Marsault est de retour en solo, plus énervé que jamais ! Son oeil acéré et acerbe sur notre société dérange, au point d’être menacé et assailli de tentatives pour le réduire au silence… Et pourtant, cet œil s’avère pertinent sur les émissions de « témoignages » héritées de Delarue sur le sévice public ; Marsault en révèle avec cruauté et jubilation le fond abject, odieux, ignoble et profondément dégueulasse de ces programmes, de ceux qui les produisent, les animent, et j’ajoute, les regardent. Son œil est toujours pertinent sur la liberté d’expression et l’enflure de la « cage aux phobes » si bien pressentie par Philippe Muray ! La société de la transparence, des médias et des réseaux sociaux vire au totalitarisme, c’est-à-dire, pour reprendre une expression de Claude Polin, à la « dictature de l’individu sur l’individu », cet être atomisé au coeur d’une société liquide et veule, parfaitement interchangeable et idiot utile des manipulateurs et des puissants.
Marsault croque nos tares contemporaines et notre décadence avec férocité et humour, avec tendresse parfois, pour les innocents broyés et méprisés par la machine.

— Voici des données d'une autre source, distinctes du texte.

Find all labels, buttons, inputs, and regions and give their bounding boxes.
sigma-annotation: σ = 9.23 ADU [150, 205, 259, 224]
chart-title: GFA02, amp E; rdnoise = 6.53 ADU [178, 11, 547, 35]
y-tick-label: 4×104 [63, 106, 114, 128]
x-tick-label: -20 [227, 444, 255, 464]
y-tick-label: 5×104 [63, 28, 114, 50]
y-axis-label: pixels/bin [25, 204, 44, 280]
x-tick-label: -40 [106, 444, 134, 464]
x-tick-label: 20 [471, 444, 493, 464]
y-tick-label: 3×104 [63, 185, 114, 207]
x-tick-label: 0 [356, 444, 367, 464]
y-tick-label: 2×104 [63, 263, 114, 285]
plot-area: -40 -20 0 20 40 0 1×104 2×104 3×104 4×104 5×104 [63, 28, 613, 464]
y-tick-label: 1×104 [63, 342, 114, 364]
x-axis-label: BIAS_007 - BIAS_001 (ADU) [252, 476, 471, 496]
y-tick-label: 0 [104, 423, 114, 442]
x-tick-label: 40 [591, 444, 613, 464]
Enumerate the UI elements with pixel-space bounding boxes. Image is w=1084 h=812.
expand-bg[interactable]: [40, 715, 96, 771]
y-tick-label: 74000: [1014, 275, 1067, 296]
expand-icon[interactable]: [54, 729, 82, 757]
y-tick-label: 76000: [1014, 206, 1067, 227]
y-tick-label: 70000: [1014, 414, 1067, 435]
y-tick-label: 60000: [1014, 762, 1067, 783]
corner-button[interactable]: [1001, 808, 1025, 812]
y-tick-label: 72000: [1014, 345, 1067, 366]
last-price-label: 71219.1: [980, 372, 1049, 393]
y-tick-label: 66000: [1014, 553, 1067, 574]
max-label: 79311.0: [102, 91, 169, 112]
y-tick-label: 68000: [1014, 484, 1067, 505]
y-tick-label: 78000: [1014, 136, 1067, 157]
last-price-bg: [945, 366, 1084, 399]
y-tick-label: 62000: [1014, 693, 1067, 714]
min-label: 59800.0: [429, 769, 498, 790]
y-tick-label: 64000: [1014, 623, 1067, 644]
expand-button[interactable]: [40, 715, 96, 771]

De la télé aux phobies liberticides, de la malbouffe au porno à outrance, rien n’échappe à l’épée vengeresse du dessinateur polémique. Une catharsis qui fait du bien et qui ne plaira pas à tout le monde. Brassens le chantait en 1954, les braves gens n’aiment pas qu’on suive une autre route qu’eux. Ce qui a changé depuis, ce sont les braves gens…
Philippe Rubempré
Marsault, Bordel de Dieu, Éditions Ring, janvier 2020.